Today I became overwhelmed.
Anxiety knocked at my door...and entered my heart.
Things seem impossible. Dreams seem out of reach.
The unknown...agony or adventure?
I cried over the meatloaf not getting done in time to eat before having to leave for church. Yeah, I was a bit stressed.
Over and over, all afternoon, I kept repeating Philippians 4:6 to myself, "Be anxious for nothing, but in everything by prayer and supplication with thanksgiving let your requests be made known to God." When I felt my heart racing the words, "Be anxious for nothing." were on my mind trying to make it to my heart.
Having to dig deep just to keep from just going to bed, I forced myself to get ready for church. In the back of my mind was the saying I heard awhile back in college. "The day you most want to skip out on church is probably the day you most likely need to be there." Whoever told me that, I thank you from the bottom of my heart!

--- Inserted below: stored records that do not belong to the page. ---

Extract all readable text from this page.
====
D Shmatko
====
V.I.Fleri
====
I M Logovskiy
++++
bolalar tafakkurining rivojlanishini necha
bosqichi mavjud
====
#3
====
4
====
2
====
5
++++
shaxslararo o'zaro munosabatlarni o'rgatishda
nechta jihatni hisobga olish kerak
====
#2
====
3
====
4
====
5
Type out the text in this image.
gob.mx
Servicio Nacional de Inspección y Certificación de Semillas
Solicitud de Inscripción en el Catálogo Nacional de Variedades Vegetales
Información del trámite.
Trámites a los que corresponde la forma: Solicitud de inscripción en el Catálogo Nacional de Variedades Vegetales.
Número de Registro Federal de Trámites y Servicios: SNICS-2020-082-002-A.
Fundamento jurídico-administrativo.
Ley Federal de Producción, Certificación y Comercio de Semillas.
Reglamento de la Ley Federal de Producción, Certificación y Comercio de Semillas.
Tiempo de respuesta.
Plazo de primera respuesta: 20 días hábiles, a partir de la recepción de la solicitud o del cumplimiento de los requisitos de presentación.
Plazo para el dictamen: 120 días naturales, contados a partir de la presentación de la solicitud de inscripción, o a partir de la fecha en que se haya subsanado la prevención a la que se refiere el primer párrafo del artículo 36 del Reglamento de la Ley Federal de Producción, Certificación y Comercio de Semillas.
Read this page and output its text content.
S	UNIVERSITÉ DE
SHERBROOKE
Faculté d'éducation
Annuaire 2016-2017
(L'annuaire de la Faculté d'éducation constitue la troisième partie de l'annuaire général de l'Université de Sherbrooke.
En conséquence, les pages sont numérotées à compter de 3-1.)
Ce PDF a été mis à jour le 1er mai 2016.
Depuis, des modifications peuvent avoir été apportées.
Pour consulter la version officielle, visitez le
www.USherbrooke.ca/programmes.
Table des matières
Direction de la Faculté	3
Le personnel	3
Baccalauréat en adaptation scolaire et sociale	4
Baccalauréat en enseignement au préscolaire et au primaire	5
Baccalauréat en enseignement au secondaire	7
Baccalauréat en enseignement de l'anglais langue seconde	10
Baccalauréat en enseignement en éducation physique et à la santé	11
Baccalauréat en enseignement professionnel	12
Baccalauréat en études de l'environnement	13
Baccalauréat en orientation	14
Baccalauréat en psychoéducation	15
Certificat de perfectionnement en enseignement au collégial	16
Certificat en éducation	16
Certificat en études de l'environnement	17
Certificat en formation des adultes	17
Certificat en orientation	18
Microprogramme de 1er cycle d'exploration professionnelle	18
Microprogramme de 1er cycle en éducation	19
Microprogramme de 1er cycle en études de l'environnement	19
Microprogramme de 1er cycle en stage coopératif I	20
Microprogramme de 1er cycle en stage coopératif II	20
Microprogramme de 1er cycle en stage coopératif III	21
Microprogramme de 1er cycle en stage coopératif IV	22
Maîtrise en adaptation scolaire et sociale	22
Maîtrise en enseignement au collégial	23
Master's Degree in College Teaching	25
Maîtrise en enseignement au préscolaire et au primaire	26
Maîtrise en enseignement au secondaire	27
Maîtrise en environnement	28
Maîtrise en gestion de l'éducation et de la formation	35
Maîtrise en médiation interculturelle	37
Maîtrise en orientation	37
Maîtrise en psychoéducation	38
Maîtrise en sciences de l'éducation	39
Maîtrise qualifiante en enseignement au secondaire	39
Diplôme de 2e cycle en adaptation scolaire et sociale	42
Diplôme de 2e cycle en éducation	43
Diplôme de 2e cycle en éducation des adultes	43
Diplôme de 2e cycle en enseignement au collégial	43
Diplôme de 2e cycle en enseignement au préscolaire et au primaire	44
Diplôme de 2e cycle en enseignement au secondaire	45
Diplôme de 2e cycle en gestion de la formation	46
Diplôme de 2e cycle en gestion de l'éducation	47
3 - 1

I knew what Pastor Brian was preaching on. We're in Hebrews 11...the faith chapter (go figure)...ready to cover the verses on the faith of Moses. In my heart, I kept holding onto the little something inside me telling me that there was something for me at church tonight. Something specifically for me.
The last verse that Pastor Brian shared with us was Isaiah 41:13 (HCSB)...
"For I, the LORD your God,
hold your right hand and say to you:
Do not fear, I will help you."
Oh, it gets better...
He goes right into closing prayer. As I close my eyes, my Bible remains open to Hebrews 11, on my lap in the exact way and place it's been during the service. As we are praying, I hear a page turn in my Bible. It caught me off guard so much that I opened my eyes. All through service my pages haven't been blowing back and forth. There was no sudden draft that went across my row. Why was my Bible flipping pages now? What did I first see when I looked down at my Bible? Hebrews 10:23. Really. It happened.
How that page turned isn't for me to speculate, but I know without a doubt it was by the direction of God that it did just so I would get the message intended just for me tonight at church. I got my message...loud and clear.
God is God and He is good.
WOW- that is INCREDIBLE!!!!! Certainly puts it all in perspective doesn't it?! I have been making a point to have my eyes wide open for HIS hand working in my life & the more I look for it- the more it's standing right there in front of me. I don't have to look hard at all- it's obvious! Which is so amazing!